Zimbabwe’s harmonised elections will be held between July 21 and August 21, 2018, the country’s electoral body, the Zimbabwe Electoral Commission (ZEC) has said.
ZEC chairperson Justice Priscilla Chigumba said that while it is the prerogative of the President to proclaim the election date, it is done within the confines of the Constitution.
Section 158(1)(a) of the Constitution of Zimbabwe ‘outlines (that) a general election election must take place not more than 30 days before the expiry of the five year period’.
“The last general elections were held on July 31, 2013 and the President-elect was sworn and assumed office on August 22,” Chigumba, who was appointed new ZEC chair on January 31, said.
She said from a reading of the Constitution, “it follows that the next general elections should be, thus, held on any date between July 21 and August 22, 2018”.
The ZEC boss added that while the commission awaited the proclamation of the 2018 election date, they were seized with “the process of decrypting data from the biometric voter registration and preliminary cleaning of data collected during the blitz phases as it awaits the delivery of de-duplication software”.
“After data de-duplication, a provisional voters’ roll will be produced and opened for public inspection before the final roll is printed,” Chigumba said.
Zimbabwe will go to elections for the first time since the coming to the fore of main opposition party MDC-T without Robert Mugabe, who was deposed in November 2017 during a military takeover, and Morgan Tsvangirai, who died on February 14 after battling colon cancer for about two years.

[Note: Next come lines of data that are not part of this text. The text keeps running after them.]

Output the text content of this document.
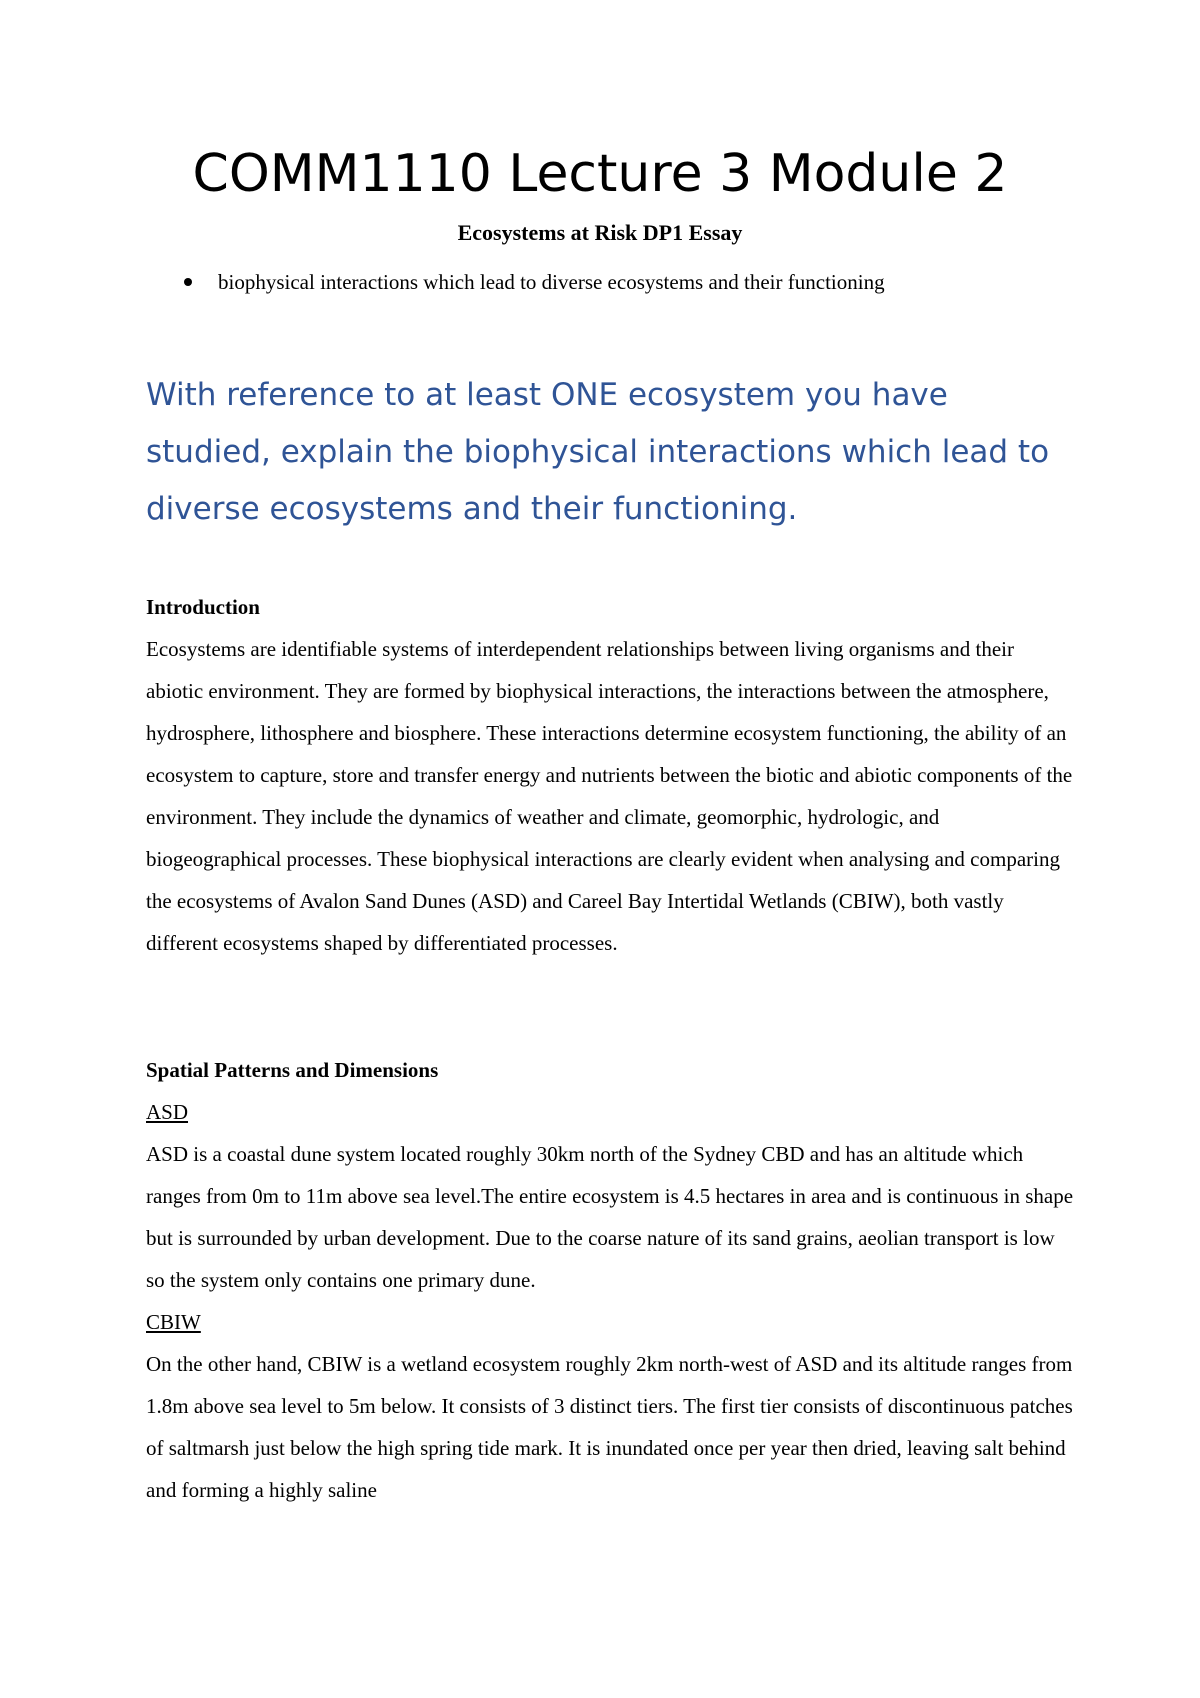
COMM1110 Lecture 3 Module 2
Ecosystems at Risk DP1 Essay
biophysical interactions which lead to diverse ecosystems and their functioning
With reference to at least ONE ecosystem you have studied, explain the biophysical interactions which lead to diverse ecosystems and their functioning.
Introduction

Ecosystems are identifiable systems of interdependent relationships between living organisms and their abiotic environment. They are formed by biophysical interactions, the interactions between the atmosphere, hydrosphere, lithosphere and biosphere. These interactions determine ecosystem functioning, the ability of an ecosystem to capture, store and transfer energy and nutrients between the biotic and abiotic components of the environment. They include the dynamics of weather and climate, geomorphic, hydrologic, and biogeographical processes. These biophysical interactions are clearly evident when analysing and comparing the ecosystems of Avalon Sand Dunes (ASD) and Careel Bay Intertidal Wetlands (CBIW), both vastly different ecosystems shaped by differentiated processes.

Spatial Patterns and Dimensions

ASD

ASD is a coastal dune system located roughly 30km north of the Sydney CBD and has an altitude which ranges from 0m to 11m above sea level.The entire ecosystem is 4.5 hectares in area and is continuous in shape but is surrounded by urban development. Due to the coarse nature of its sand grains, aeolian transport is low so the system only contains one primary dune.

CBIW

On the other hand, CBIW is a wetland ecosystem roughly 2km north-west of ASD and its altitude ranges from 1.8m above sea level to 5m below. It consists of 3 distinct tiers. The first tier consists of discontinuous patches of saltmarsh just below the high spring tide mark. It is inundated once per year then dried, leaving salt behind and forming a highly saline
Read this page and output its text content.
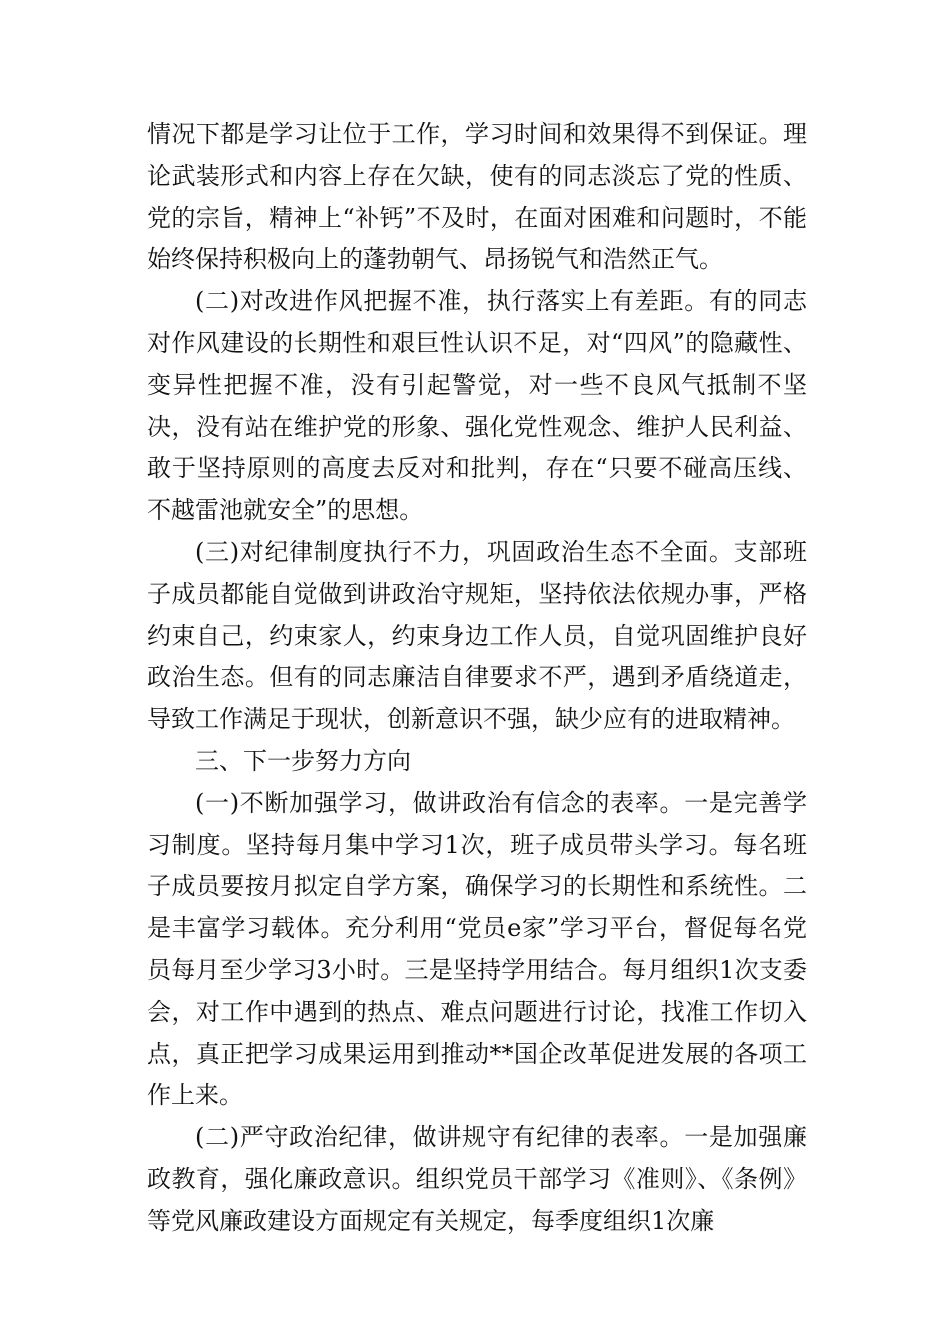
情况下都是学习让位于工作，学习时间和效果得不到保证。理论武装形式和内容上存在欠缺，使有的同志淡忘了党的性质、党的宗旨，精神上“补钙”不及时，在面对困难和问题时，不能始终保持积极向上的蓬勃朝气、昂扬锐气和浩然正气。

(二)对改进作风把握不准，执行落实上有差距。有的同志对作风建设的长期性和艰巨性认识不足，对“四风”的隐藏性、变异性把握不准，没有引起警觉，对一些不良风气抵制不坚决，没有站在维护党的形象、强化党性观念、维护人民利益、敢于坚持原则的高度去反对和批判，存在“只要不碰高压线、不越雷池就安全”的思想。

(三)对纪律制度执行不力，巩固政治生态不全面。支部班子成员都能自觉做到讲政治守规矩，坚持依法依规办事，严格约束自己，约束家人，约束身边工作人员，自觉巩固维护良好政治生态。但有的同志廉洁自律要求不严，遇到矛盾绕道走，导致工作满足于现状，创新意识不强，缺少应有的进取精神。

三、下一步努力方向

(一)不断加强学习，做讲政治有信念的表率。一是完善学习制度。坚持每月集中学习1次，班子成员带头学习。每名班子成员要按月拟定自学方案，确保学习的长期性和系统性。二是丰富学习载体。充分利用“党员e家”学习平台，督促每名党员每月至少学习3小时。三是坚持学用结合。每月组织1次支委会，对工作中遇到的热点、难点问题进行讨论，找准工作切入点，真正把学习成果运用到推动**国企改革促进发展的各项工作上来。

(二)严守政治纪律，做讲规守有纪律的表率。一是加强廉政教育，强化廉政意识。组织党员干部学习《准则》、《条例》等党风廉政建设方面规定有关规定，每季度组织1次廉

The frontrunners in the 2018 election will be Zanu PF’s Emmerson Mnangagwa, who took over power from Mugabe, a man he had walked side by side for more than 50 years, and the MDC-T’s youthful Nelson Chamisa, the first youth leader at the formation of the opposition party since 1999.
Chamisa, who will go into the election as MDC Alliance leader, assumed control of the MDC-T after his Tsvangirai’s death.
MDC Alliance is a grouping of seven opposition parties, with MDC-T the bigger stakeholder.
Others include the Welshman Ncube-led MDC, Zimbabwe People First, Multi-racial Christian Democrats, Zanu Ndonga, Transform Zimbabwe and the People’s Democratic Party, led by former finance minister during the unity government, Tendai Biti.